I feel like ‘a lot of agency’ is wrong as there is no agency, but it doesn't mean that an LLM in a looped setup can't arrive to these actions and perform them. It doesn't require neither agency, nor thinking
You seem very confident in this position. Can you share where you draw this confidence from? Was there a source that especially impressed upon you the impossibility of context comprehension in modern transformers?
If we're concerned about misconceptions and misinformation, it would be helpful to know what informs your surety that your own position about the impossibility of modeling that kind of complexity is correct.
^source: Wondermark^
Bad bot
Reinforcement learning
Bazzinga
That's leaving out vital information however. Certain types of brains (e.g. mammal brains) can derive abstract understanding of relationships from reinforcement learning. A LLM that is trained on "letting go of a stone makes it fall to the ground" will not be able to predict what "letting go of a stick" will result in. Unless it is trained on thousands of other non-stick objects also falling to the ground, in which case it will also tell you that letting go of a gas balloon will make it fall to the ground.

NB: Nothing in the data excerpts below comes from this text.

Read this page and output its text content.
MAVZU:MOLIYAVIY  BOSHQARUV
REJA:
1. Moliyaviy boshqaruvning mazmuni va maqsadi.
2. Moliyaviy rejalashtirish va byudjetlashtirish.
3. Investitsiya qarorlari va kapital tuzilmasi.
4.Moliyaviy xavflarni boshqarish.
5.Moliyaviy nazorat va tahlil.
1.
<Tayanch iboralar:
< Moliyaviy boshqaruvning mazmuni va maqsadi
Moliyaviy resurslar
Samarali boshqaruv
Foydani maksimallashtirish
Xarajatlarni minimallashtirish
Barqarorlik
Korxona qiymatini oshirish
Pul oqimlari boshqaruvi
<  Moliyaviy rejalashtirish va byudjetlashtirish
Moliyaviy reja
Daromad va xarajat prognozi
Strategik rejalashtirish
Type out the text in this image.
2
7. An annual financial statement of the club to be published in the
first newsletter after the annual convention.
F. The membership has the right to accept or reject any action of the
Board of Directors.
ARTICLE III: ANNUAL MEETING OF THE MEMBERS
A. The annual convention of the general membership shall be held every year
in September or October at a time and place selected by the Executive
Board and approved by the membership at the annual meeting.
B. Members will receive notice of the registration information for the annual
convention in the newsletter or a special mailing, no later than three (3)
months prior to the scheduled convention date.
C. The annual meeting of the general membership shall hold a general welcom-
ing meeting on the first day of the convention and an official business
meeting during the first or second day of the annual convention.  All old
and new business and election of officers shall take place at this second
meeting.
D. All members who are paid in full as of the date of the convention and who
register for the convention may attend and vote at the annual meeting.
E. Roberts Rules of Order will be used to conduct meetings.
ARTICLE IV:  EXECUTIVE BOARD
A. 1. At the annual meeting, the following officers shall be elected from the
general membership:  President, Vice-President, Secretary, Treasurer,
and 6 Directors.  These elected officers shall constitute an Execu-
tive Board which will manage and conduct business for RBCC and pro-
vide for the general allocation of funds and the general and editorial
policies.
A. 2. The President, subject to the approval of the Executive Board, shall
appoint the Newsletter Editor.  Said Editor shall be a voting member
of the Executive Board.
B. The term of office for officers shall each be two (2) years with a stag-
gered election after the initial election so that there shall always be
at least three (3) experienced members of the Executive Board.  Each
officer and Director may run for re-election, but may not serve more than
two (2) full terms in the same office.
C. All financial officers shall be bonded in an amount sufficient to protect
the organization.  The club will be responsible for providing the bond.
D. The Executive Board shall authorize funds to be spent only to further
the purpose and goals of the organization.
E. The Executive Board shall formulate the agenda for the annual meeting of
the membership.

Well that seems like a pretty easy hypothesis to test. Why don't you log on to chatgpt and ask it what will happen if you let go of a helium balloon? Your hypothesis is it'll say the balloon falls, so prove it.
This is not the gotcha that you think it is. Now stop wasting my time.
that's quite dishonest because LLMs have had all manner of facts pre-trained on it with datacenters all over the world catering to it. If you think it can learn in the real world without many many iterations and it still needs pushing and proding on simple tasks that humans perform then I am not convinced.
It's like saying a chess playing computer program like stockfish is a good indicator of intelligence because it knows to play chess but you forgot that the human chess players' expertise was used to train it and understand what makes a good chess program.
That's the thing with our terminology, we love to anthropomorphize things. It wasn't a big problem before because most people had enough grasp on reality to understand that when a script makes :-) smile when the result is positive, or :-( smile otherwise, there is no actual mind behind it that can be happy or sad. But now the generator makes convincing enough sequence of words, so people went mad, and this cute terminology doesn't work anymore.